Well, let’s be honest though, the hallucination hypothesis is a LOT less of a psychological approach than what I was advocating and what we see happened in the Millerite and Zevi movements. And the post-mortem bereavement hallucination required in the hallucination hypothesis is a LOT less probable than a hallucination would have been in a supercharged religious environment AFTER the resurrection belief came about. Anyway, thanks for the brief back and forth, and thanks for all of the time you take communicating with the public. If you ever change your mind and would like to see the most succinctly argued case that I am aware of (10 pages) for a purely social-psychological cause of the resurrection belief, I am sure you have my contact information from signing up to your blog for a month.
Dr Ehrman, I am sorry if you covered this question elsewhere. Do you believe that the calling of the 12 goes back to the historic Jesus? If you do, what might that indicate about Jesus’ belief about his ministry and himself?
Thank you!
Kevin
Yes, I do. ANd I think it indicates something about his preaching of the kingdom. In ancient Israel there were 12 Patriarchs, head of the 12 tribes; in the kingdom there will be the 12 disciples, rulers of the restored tribes.
I think the opposite. I think it’s more likely a sage would accumulate students one at a time. 12 was just a popular number. Israel always had 12 tribes, even if they had to fudge. The gospels never give a reason for 12, but according to Acts, they wanted to keep it at 12 so they replaced Judas.
Professor Ehrman,
I agree that Jesus likely told his followers he would be the King one day, and in *some* sense, that had Messianic overtones despite Jesus not being the type of Messiah most people imagined.

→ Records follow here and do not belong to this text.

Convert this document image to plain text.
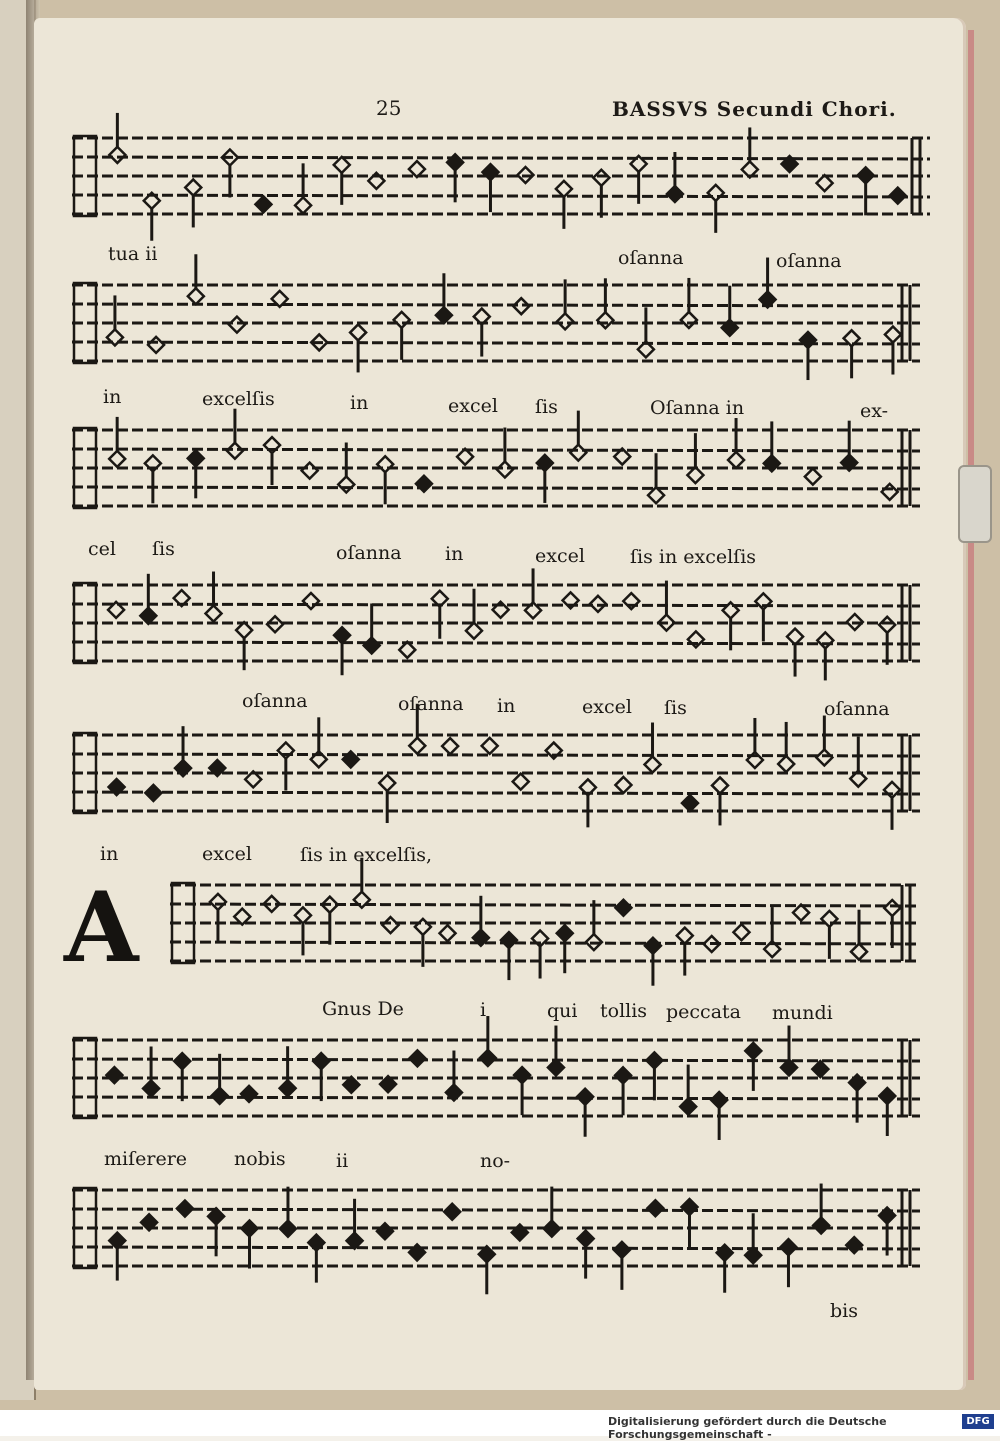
25	BASSVS Secundi Chori.
A
tua ii	oſanna	oſanna
in	excelſis	in	excel ſis	Oſanna in	ex-
cel ſis	oſanna in	excel ſis in excelſis
oſanna	oſanna in	excel ſis	oſanna
in	excel	ſis in excelſis,
Gnus De	i	qui tollis peccata mundi
miſerere nobis	ii	no-
bis
Digitalisierung gefördert durch die Deutsche Forschungsgemeinschaft -
DFG
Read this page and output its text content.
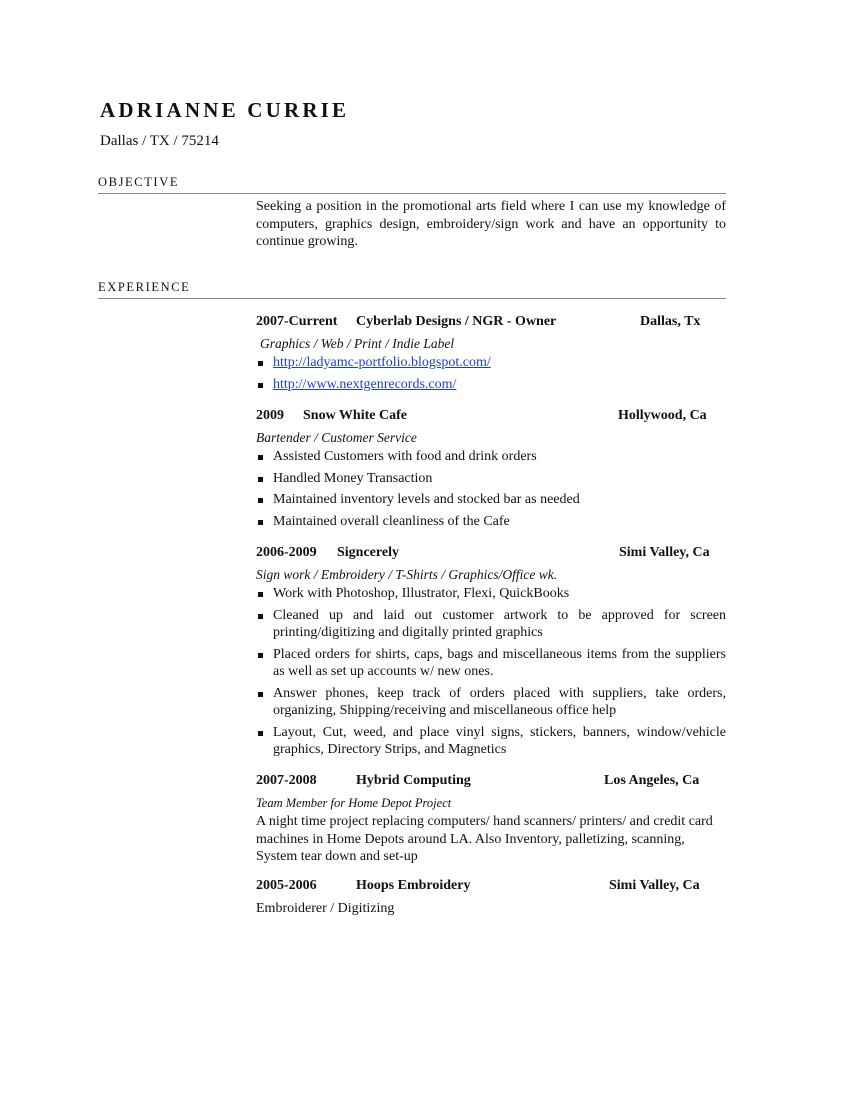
ADRIANNE CURRIE
Dallas / TX / 75214
OBJECTIVE
Seeking a position in the promotional arts field where I can use my knowledge of computers, graphics design, embroidery/sign work and have an opportunity to continue growing.
EXPERIENCE
2007-Current Cyberlab Designs / NGR - Owner	Dallas, Tx
Graphics / Web / Print / Indie Label
http://ladyamc-portfolio.blogspot.com/
http://www.nextgenrecords.com/
2009 Snow White Cafe	Hollywood, Ca
Bartender / Customer Service
Assisted Customers with food and drink orders
Handled Money Transaction
Maintained inventory levels and stocked bar as needed
Maintained overall cleanliness of the Cafe
2006-2009 Signcerely	Simi Valley, Ca
Sign work / Embroidery / T-Shirts / Graphics/Office wk.
Work with Photoshop, Illustrator, Flexi, QuickBooks
Cleaned up and laid out customer artwork to be approved for screen printing/digitizing and digitally printed graphics
Placed orders for shirts, caps, bags and miscellaneous items from the suppliers as well as set up accounts w/ new ones.
Answer phones, keep track of orders placed with suppliers, take orders, organizing, Shipping/receiving and miscellaneous office help
Layout, Cut, weed, and place vinyl signs, stickers, banners, window/vehicle graphics, Directory Strips, and Magnetics
2007-2008	Hybrid Computing	Los Angeles, Ca
Team Member for Home Depot Project
A night time project replacing computers/ hand scanners/ printers/ and credit card machines in Home Depots around LA. Also Inventory, palletizing, scanning, System tear down and set-up
2005-2006	Hoops Embroidery	Simi Valley, Ca
Embroiderer / Digitizing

Something I am curious about, however: Could Mark 12:35-37 possibly be taken as evidence that the historical Jesus rejected the notion of a Davidic Messiah, and indirectly supports the idea that for him, Messiah was to be the angelic Son of Man figure? Or is this verse better understood from a later non-Jewish perspective (that of Mark and his community) as meaning that the Messiah, being the Son of God (God being Lord of non-Jew and Jew alike) rather than just Son of David (I.E. a distinctly Jewish messiah) belongs to the whole world, not just the Jews? Is my understanding of this off base?
It is often taken that way. Another option is that he is simply asking a stumper of a question to show publicly that his opponents aren’t as smart as they think they are. One piece of support for that view is that Jesus clearly is the Son of David in Mark.